Canada, the UK, Middle East and virtually all of Europe have opened their societies with less than 50% of people vaccinated. Denmark, which last year has maintained one of the strictest COVID regimes, yesterday announced that people would no longer be required to wear masks anywhere other than on planes (64% of people have now been vaccinated there).

The UK, which opened a month ago at roughly our Phase C target (70% of adults vaccinated) is largely living normally with 30,000 reported daily infections. Most importantly, hospitalisations and deaths remain at less than 10% of January levels.

Than there is Sweden, much maligned in 2020 for not conducting mass-government interventions (popularised by China), where liberal democratic Sweden suffered 13,000 deaths in the first year of the pandemic. The Swedes appear to have had the last laugh though, with its COVID fatality rate slumping to 39th in the world. Relatively far less people died in Sweden than in UK, Belgium, Italy, Spain, Portugal, France, Poland and Argentina — all countries that forced their populations into extended forced closures. In the past month a total of 12 people have died in Sweden from COVID, compared to 36 in locked-down, militarised Australia.

Sweden showed that even before vaccinations the benefits of attempting to eliminate COVID are likely illusory.
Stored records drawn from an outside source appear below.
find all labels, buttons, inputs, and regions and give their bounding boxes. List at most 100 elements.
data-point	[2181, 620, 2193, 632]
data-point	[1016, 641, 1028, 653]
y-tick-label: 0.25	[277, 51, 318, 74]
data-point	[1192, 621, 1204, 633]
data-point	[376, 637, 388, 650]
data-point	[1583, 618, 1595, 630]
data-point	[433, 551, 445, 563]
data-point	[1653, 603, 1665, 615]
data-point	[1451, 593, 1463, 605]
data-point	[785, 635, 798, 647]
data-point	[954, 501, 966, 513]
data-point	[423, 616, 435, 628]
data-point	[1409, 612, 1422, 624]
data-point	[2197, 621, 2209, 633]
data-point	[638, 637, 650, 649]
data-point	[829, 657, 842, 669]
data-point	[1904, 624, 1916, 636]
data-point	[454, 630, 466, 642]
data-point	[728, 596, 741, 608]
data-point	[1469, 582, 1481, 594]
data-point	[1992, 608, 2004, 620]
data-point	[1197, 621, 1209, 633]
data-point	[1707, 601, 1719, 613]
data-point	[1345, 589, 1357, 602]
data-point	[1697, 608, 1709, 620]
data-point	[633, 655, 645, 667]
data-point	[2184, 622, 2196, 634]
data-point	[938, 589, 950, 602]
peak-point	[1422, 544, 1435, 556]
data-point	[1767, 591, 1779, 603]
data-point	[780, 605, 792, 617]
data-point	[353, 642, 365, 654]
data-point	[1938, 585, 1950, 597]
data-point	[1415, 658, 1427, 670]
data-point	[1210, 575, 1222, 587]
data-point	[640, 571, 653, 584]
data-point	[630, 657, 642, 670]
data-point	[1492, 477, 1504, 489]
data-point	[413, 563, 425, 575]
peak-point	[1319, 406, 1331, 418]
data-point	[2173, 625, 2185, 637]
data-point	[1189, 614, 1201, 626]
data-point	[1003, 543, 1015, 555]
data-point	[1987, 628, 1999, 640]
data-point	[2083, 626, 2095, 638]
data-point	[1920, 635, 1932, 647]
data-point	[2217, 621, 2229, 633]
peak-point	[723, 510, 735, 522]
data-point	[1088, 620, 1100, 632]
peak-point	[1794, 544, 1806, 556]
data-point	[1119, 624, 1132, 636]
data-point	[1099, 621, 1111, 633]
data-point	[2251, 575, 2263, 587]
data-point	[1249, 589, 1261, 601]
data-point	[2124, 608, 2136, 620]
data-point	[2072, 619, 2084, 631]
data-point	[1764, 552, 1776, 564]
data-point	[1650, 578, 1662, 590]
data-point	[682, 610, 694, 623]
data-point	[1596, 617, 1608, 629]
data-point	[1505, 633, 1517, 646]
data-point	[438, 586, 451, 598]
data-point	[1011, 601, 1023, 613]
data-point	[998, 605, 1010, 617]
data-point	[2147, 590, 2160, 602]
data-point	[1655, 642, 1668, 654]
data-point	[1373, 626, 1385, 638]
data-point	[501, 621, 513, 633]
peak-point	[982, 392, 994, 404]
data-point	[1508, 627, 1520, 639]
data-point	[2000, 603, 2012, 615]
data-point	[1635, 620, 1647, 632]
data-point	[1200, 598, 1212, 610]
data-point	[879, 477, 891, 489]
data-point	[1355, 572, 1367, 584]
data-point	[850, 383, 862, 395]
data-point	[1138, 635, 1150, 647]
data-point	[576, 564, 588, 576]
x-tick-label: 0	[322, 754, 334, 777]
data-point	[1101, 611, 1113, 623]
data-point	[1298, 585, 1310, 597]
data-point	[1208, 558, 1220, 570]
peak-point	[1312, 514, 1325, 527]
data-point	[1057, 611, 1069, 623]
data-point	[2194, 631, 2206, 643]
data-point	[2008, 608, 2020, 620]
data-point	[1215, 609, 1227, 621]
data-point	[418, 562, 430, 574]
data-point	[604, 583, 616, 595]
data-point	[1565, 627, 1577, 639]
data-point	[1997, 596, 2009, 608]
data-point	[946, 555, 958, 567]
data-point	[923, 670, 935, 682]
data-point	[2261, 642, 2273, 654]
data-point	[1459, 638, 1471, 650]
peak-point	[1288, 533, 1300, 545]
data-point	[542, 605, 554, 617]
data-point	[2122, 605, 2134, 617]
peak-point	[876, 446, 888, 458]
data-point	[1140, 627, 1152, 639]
But that argument was so 2020. Not only has Australia already vaccinated a significant proportion of its at-risk population, anyone who is unvaccinated in the high-risk cohort either won’t ever take vaccine (and choose to bear their own risks) or demand their specific choice of vaccine brand.

Meanwhile, we’re seeing “a generation of children broken” with schools continually closes, depression and suicide reaching record levels, thousands of small businesses lying on the brink of collapse and domestic violence rates skyrocketing.

All because Australian leaders remain fixated on the notion that COVID-zero is a vote winning strategy. Someone forgot to tell them that it’s not 2020 anymore.

Adam Schwab is a SmartCompany and Crikey contributor, company founder, angel investor and author.